William Ross’ sense of fairness was apparent in his first business venture, a pine straw spreading business he started at age 16. It was successful enough that he was able to pay his workers $20 an hour, well over the minimum wage.
“My family pushed me to care about others in general,” Ross said. “Every morning since middle school my mom would instruct me to ‘Thank your teachers’ and ‘Remember the little guy.’”
Ross was born in Paducah, Kentucky. His father is a surgeon and his mother an active volunteer. His family moved around a lot as he was growing up, at one point landing in the same Hendersonville, Tennessee, neighborhood as a pre-fame Taylor Swift, who would give neighborhood concerts on July 4.
This December Ross will graduate with dual degrees in finance and economics. The 4.0 student is a Foundation Fellow, selected in high school as one of 20 incoming students to receive the University of Georgia’s highest undergraduate merit scholarship, and he has a strong entrepreneurial bent.
During his time at UGA, he co-founded two tech startups: Reckit Inc., a curated social media platform where friends can share and receive recommendations, and Appa, a mobile map-based application for people experiencing homelessness.
But what sets him apart is how, as he succeeds and achieves, he is careful to bring others up along with him.
As the president of UGA’s Corsair Society, a networking group for investment banking, management consulting and technology, he made recruiting traditionally unrepresented groups a priority. “It was important to me to make sure that everyone had access to the society. We wanted people of the LGBTQ+ communities and people of color to be able to feel welcome,” he said.
He worked on recruiting people through alternative social channels after noticing that most people were recruited through personal connections. “We ended up with the most diverse class ever, and it made a very big difference in terms of the class success and growth from students within the class.”

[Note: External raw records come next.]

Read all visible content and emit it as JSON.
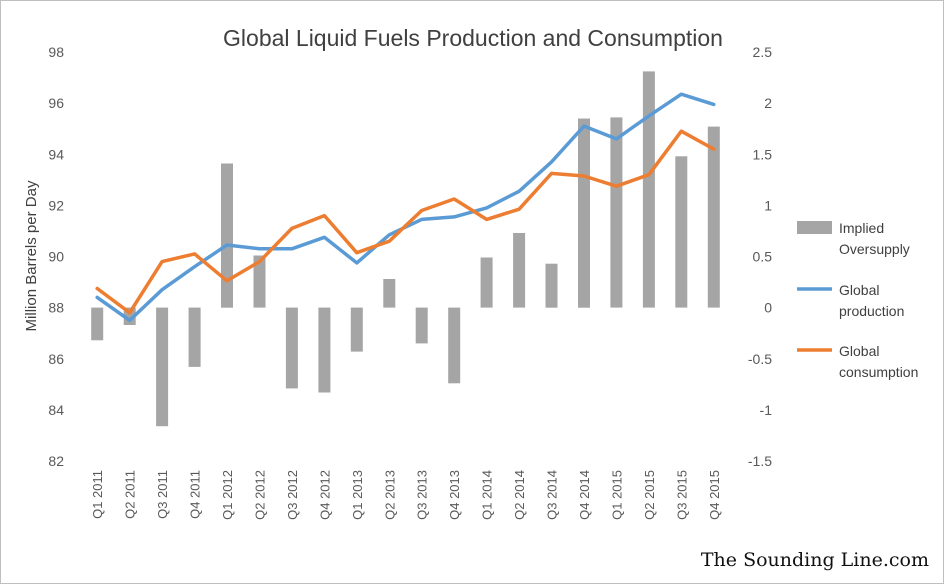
{
  "chart_data": {
    "type": "bar+line",
    "title": "Global Liquid Fuels Production and Consumption",
    "ylabel": "Million Barrels per Day",
    "ylim": [
      82,
      98
    ],
    "y_ticks": [
      82,
      84,
      86,
      88,
      90,
      92,
      94,
      96,
      98
    ],
    "y2lim": [
      -1.5,
      2.5
    ],
    "y2_ticks": [
      "2.5",
      "2",
      "1.5",
      "1",
      "0.5",
      "0",
      "-0.5",
      "-1",
      "-1.5"
    ],
    "categories": [
      "Q1 2011",
      "Q2 2011",
      "Q3 2011",
      "Q4 2011",
      "Q1 2012",
      "Q2 2012",
      "Q3 2012",
      "Q4 2012",
      "Q1 2013",
      "Q2 2013",
      "Q3 2013",
      "Q4 2013",
      "Q1 2014",
      "Q2 2014",
      "Q3 2014",
      "Q4 2014",
      "Q1 2015",
      "Q2 2015",
      "Q3 2015",
      "Q4 2015"
    ],
    "grid": false,
    "legend_position": "right",
    "series": [
      {
        "name": "Implied Oversupply",
        "type": "bar",
        "axis": "secondary",
        "color": "#a5a5a5",
        "values": [
          -0.32,
          -0.17,
          -1.16,
          -0.58,
          1.41,
          0.51,
          -0.79,
          -0.83,
          -0.43,
          0.28,
          -0.35,
          -0.74,
          0.49,
          0.73,
          0.43,
          1.85,
          1.86,
          2.31,
          1.48,
          1.77
        ]
      },
      {
        "name": "Global production",
        "type": "line",
        "axis": "primary",
        "color": "#5b9bd5",
        "values": [
          88.4,
          87.5,
          88.7,
          89.6,
          90.45,
          90.3,
          90.3,
          90.75,
          89.75,
          90.85,
          91.45,
          91.55,
          91.9,
          92.55,
          93.7,
          95.1,
          94.6,
          95.5,
          96.35,
          95.95
        ]
      },
      {
        "name": "Global consumption",
        "type": "line",
        "axis": "primary",
        "color": "#ed7d31",
        "values": [
          88.75,
          87.8,
          89.8,
          90.1,
          89.05,
          89.8,
          91.1,
          91.6,
          90.15,
          90.6,
          91.8,
          92.25,
          91.45,
          91.85,
          93.25,
          93.15,
          92.75,
          93.2,
          94.9,
          94.2
        ]
      }
    ],
    "legend": [
      {
        "lines": [
          "Implied",
          "Oversupply"
        ],
        "color": "#a5a5a5",
        "kind": "bar"
      },
      {
        "lines": [
          "Global",
          "production"
        ],
        "color": "#5b9bd5",
        "kind": "line"
      },
      {
        "lines": [
          "Global",
          "consumption"
        ],
        "color": "#ed7d31",
        "kind": "line"
      }
    ]
  },
  "credit": "The Sounding Line.com"
}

His focus on others is most notable in his work as the CEO of The Backpack Project, a student-run nonprofit dedicated to easing the burden of homelessness. Volunteers hand out backpacks filled with essential supplies, in the process establishing personal connections so that they are better able to connect folks with other resources and services. They’ve packed over 13,000 backpacks, won national grants, grown their donor base and cooked and distributed thousands of weekly meals.
“People often place blame on our clients in ways uncommon in other important charitable domains,” Ross wrote in his application essay for deferred MBA programs. “I’ve witnessed extreme cruelty as a result: a six-months pregnant client sheltering from the snow under a tarp, a camp of people’s homes bulldozed by the power company, an unsheltered woman my mom’s age kicked in the mouth by a college student late at night while sleeping outside a Captain D’s, another woman who threw herself in front of a car just so she could take shelter in the ER.”

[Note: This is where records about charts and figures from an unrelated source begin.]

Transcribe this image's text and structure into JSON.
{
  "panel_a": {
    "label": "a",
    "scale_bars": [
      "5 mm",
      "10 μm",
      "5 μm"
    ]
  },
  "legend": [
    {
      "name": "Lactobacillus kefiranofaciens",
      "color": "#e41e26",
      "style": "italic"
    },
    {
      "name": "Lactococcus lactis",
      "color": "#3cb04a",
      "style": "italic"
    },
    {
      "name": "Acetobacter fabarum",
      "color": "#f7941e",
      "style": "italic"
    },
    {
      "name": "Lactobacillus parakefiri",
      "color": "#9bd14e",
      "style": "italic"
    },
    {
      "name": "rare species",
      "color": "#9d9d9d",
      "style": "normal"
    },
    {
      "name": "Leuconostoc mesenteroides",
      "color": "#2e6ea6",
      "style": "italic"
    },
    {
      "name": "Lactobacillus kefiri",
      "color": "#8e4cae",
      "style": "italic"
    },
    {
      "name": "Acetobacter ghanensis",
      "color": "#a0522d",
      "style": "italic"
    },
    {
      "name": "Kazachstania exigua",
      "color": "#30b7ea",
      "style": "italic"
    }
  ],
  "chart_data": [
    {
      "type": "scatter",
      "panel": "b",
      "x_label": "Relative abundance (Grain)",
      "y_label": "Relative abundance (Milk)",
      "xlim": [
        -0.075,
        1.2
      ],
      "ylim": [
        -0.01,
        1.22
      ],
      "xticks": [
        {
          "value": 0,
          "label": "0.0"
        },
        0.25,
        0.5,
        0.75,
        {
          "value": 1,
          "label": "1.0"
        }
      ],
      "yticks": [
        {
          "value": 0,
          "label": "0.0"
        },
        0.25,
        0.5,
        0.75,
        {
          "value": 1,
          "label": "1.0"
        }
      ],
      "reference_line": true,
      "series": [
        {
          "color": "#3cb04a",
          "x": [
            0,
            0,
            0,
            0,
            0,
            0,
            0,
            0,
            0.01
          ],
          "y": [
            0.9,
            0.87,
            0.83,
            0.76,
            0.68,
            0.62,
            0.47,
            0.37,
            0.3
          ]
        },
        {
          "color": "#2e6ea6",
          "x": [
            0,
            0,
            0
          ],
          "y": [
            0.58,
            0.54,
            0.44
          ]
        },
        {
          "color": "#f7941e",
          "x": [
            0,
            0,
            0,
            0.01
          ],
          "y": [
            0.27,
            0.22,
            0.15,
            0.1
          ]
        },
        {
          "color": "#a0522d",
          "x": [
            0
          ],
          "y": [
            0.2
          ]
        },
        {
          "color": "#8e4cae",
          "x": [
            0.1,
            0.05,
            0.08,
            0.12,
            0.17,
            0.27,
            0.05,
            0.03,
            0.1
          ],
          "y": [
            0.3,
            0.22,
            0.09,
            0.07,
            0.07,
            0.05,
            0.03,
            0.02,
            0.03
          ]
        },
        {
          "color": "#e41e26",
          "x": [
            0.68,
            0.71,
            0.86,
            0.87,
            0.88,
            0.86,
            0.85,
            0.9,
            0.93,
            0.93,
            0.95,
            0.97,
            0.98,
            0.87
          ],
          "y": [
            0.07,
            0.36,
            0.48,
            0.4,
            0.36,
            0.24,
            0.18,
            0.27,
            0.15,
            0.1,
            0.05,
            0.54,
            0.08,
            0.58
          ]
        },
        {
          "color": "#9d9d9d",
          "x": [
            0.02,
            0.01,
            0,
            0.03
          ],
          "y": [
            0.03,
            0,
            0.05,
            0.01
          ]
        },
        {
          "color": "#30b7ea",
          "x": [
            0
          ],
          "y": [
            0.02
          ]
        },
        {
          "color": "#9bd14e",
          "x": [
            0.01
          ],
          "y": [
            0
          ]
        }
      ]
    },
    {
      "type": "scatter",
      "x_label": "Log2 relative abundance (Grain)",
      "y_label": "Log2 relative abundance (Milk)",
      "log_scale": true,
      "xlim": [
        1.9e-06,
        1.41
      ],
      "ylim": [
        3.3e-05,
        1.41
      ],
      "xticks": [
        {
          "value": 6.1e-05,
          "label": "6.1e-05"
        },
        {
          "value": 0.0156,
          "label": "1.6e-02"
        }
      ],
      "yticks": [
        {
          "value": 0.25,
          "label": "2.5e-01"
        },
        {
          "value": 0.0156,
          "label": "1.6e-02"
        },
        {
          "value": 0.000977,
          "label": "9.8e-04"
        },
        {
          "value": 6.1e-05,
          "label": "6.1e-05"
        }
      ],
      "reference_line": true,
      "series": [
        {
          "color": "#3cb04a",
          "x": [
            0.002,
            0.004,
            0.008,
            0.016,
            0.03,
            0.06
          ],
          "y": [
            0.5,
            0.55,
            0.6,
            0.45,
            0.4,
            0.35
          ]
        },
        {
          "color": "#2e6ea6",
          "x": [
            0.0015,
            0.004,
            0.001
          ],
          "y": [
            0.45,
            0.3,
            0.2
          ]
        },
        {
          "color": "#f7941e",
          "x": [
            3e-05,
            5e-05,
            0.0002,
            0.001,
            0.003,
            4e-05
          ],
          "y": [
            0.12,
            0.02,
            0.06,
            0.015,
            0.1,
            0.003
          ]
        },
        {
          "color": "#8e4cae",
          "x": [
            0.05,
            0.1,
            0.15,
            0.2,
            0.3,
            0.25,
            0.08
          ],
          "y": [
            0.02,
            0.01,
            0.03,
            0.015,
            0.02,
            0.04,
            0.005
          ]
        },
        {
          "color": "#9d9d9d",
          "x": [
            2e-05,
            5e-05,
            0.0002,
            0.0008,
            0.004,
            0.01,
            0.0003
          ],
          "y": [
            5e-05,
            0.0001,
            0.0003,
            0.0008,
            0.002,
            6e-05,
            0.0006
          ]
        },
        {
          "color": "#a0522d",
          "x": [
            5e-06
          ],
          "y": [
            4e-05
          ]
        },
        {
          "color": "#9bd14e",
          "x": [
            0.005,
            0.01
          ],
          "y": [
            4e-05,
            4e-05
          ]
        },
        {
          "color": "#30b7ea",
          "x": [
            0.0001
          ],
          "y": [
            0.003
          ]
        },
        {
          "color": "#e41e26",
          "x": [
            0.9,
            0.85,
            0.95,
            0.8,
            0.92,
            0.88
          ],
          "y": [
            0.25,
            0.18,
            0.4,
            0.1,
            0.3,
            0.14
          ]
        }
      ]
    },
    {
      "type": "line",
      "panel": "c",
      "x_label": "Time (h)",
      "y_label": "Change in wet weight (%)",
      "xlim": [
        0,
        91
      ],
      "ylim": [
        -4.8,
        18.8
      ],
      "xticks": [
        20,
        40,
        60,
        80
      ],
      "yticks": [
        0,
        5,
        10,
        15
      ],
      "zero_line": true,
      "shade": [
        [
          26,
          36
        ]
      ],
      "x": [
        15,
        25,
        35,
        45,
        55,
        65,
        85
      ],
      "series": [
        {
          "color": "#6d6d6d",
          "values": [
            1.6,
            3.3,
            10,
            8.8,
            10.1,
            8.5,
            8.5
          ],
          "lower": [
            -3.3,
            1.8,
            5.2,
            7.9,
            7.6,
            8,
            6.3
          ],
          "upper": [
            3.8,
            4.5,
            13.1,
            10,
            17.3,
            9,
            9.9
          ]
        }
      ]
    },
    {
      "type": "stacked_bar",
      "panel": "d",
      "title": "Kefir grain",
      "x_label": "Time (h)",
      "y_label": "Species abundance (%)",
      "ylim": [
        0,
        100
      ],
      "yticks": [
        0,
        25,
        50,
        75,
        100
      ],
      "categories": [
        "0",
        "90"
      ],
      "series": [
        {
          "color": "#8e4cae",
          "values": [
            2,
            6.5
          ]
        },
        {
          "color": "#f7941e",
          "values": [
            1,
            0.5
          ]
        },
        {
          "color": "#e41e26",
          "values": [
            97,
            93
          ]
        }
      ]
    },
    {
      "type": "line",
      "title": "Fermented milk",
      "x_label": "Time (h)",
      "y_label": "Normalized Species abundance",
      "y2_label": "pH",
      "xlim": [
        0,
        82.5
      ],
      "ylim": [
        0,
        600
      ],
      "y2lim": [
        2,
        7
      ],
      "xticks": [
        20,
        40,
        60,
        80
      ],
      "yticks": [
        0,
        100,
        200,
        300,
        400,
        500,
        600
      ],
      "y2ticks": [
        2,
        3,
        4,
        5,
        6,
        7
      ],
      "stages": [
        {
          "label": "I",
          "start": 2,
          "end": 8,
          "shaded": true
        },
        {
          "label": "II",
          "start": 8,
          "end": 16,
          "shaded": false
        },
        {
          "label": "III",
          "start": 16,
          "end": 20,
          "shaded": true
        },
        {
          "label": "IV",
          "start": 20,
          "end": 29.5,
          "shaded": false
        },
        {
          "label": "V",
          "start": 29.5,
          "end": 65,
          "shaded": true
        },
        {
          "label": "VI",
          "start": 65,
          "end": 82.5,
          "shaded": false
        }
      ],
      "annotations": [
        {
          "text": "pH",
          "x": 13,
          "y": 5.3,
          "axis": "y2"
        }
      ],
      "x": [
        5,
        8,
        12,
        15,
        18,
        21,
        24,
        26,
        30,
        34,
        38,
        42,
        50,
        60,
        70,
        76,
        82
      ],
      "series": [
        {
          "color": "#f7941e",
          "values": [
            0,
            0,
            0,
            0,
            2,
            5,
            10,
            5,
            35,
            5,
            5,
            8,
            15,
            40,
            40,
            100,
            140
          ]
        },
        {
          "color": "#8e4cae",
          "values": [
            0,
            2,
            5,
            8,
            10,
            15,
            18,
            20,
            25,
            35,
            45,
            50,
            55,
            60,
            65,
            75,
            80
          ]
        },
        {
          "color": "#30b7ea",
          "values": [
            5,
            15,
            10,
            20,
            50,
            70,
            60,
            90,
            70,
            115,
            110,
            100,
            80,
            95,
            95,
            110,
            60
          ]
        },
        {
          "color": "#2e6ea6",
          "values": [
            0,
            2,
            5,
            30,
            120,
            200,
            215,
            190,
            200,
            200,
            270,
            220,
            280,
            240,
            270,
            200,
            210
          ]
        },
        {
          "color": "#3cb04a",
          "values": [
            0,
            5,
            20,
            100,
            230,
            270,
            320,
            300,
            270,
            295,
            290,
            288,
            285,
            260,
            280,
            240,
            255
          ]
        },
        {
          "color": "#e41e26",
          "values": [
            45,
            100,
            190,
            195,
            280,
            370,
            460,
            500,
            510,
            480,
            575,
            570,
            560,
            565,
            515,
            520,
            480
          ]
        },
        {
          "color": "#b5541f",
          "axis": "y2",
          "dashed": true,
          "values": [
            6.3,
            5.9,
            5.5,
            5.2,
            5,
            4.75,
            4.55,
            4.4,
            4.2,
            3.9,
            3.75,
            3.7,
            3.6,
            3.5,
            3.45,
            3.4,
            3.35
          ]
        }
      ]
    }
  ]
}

Still, at TBP every client gets care, attention and a backpack or meal. “It’s about seeing people as neighbors and making sure that they’re OK no matter what.”
Ross has used the same business organizational skills from his entrepreneurial ventures to develop plans to expand TBP across the southeast.
He hopes to earn an MBA, then pursue entrepreneurial and finance ventures, perhaps ending up in government, all while staying involved with TBP. “That’s something that’s going to be a core tenet of my life.”
Even while doing the interview for this story, he was thinking about how his story might help others. “I think there are so many people, especially in finance, who look and see this set out path and it just seems to be a given, but that takes the zest out of life and leads to a commoditized experience,” he said. “I just want more and more people to forge their own path and do whatever makes them feel fulfilled.”